Maybe this is a problem that has already been addressed by Lichess, some bug that affected how Elo (Glicko2, really) was being computed, and is no longer an issue. I classify games by the year they were played, with 2021 as the reference class. Indeed we see now that the value of Elo is near 1, while it was much lower in 2014 and 2015. So my leading theory is that something in the computation was previously off, but has perhaps been fixed?

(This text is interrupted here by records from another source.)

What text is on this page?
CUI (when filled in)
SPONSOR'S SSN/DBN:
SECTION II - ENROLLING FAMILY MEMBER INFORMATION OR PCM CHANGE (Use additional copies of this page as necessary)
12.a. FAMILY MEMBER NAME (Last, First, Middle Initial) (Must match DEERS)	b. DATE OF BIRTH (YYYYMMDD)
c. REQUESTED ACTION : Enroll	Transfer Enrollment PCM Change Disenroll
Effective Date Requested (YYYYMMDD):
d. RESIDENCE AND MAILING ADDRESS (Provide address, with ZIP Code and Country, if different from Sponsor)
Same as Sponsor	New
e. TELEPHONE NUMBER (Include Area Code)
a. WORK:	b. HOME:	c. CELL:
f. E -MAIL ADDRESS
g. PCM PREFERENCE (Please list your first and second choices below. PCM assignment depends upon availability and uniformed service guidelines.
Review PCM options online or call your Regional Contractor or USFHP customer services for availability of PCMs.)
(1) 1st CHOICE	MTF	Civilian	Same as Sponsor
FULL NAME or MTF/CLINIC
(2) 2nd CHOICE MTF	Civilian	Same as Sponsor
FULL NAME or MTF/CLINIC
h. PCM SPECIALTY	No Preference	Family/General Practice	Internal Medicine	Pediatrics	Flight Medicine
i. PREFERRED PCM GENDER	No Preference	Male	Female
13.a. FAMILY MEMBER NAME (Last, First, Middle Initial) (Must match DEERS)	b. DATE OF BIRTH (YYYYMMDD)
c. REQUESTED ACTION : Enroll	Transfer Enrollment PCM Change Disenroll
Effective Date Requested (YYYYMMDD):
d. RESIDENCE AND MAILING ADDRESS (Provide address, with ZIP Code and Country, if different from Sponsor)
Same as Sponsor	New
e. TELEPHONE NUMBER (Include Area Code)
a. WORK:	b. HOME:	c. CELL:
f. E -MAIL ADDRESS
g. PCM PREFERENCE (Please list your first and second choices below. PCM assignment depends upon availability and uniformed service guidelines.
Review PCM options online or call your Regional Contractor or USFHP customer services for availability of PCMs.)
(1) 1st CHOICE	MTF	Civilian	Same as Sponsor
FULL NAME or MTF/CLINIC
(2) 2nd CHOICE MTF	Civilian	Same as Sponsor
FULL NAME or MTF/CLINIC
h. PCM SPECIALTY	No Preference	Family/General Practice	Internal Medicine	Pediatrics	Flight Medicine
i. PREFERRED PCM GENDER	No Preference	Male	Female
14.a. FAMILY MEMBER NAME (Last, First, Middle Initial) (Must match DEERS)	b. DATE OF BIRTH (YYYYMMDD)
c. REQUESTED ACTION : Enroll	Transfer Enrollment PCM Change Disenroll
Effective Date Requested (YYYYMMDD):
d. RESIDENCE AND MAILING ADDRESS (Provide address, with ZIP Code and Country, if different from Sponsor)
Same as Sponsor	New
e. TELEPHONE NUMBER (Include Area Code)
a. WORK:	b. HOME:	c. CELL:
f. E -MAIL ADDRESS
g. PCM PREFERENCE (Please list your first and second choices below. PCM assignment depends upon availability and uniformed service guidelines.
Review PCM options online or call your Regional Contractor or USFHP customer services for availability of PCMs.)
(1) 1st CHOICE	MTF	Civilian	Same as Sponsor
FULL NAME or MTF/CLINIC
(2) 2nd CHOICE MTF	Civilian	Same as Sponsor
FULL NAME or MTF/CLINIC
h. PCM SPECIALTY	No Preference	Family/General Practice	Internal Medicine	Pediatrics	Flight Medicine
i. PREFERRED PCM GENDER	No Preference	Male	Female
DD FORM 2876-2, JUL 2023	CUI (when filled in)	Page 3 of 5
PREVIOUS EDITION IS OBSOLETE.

term estimate std.error statistic p.value
Tempo 1.72e+01 0.4000 42.480949 0.000000
Elo 9.68e-01 0.0026 372.815587 0.000000
Tempo:play_year2014 -1.68e+01 6.3000 -2.658131 0.007858
Tempo:play_year2015 -5.95e+00 0.7800 -7.625736 0.000000
Tempo:play_year2016 -4.94e+00 0.6100 -8.099793 0.000000
Tempo:play_year2017 3.09e-02 0.5800 0.053356 0.957449
Tempo:play_year2018 7.33e-01 0.5700 1.284990 0.198796
Tempo:play_year2019 1.67e+00 0.5700 2.958669 0.003090
Tempo:play_year2020 9.34e-04 0.5100 0.001816 0.998551
Elo:play_year2014 -9.07e-02 0.0400 -2.294870 0.021741
Elo:play_year2015 -1.03e-01 0.0046 -22.212239 0.000000
Elo:play_year2016 -8.32e-02 0.0036 -23.427809 0.000000
Elo:play_year2017 -3.15e-02 0.0035 -8.991584 0.000000
Elo:play_year2018 -3.76e-02 0.0035 -10.798132 0.000000
Elo:play_year2019 -2.48e-02 0.0035 -7.147420 0.000000
Elo:play_year2020 1.52e-02 0.0033 4.620739 0.000004

Going back to the original regression, if we now restrict our attention to matches in 2020 and later, we see that Elo seems well calibrated at longer time controls, and is perhaps even more so at shorter time controls.

term estimate std.error statistic p.value
Tempo 16.7000 0.3700 45.46794 0.000000
Elo 0.9700 0.0023 418.37293 0.000000
Tempo:time_control<=15 -0.0320 1.2000 -0.02778 0.977838
Tempo:time_control30-60 0.6470 0.5900 1.10287 0.270085
Tempo:time_control90-120 1.6400 0.6900 2.38268 0.017187
Elo:time_control<=15 0.0316 0.0076 4.17463 0.000030
Elo:time_control30-60 0.0118 0.0037 3.17373 0.001505
Elo:time_control90-120 0.0133 0.0044 3.05286 0.002267

One implication of this is that my study of piece values and opening values should be re-run with an adjustment for pre-game Elo from prior to 2020. I don't think this will have a huge effect on the outcomes, however.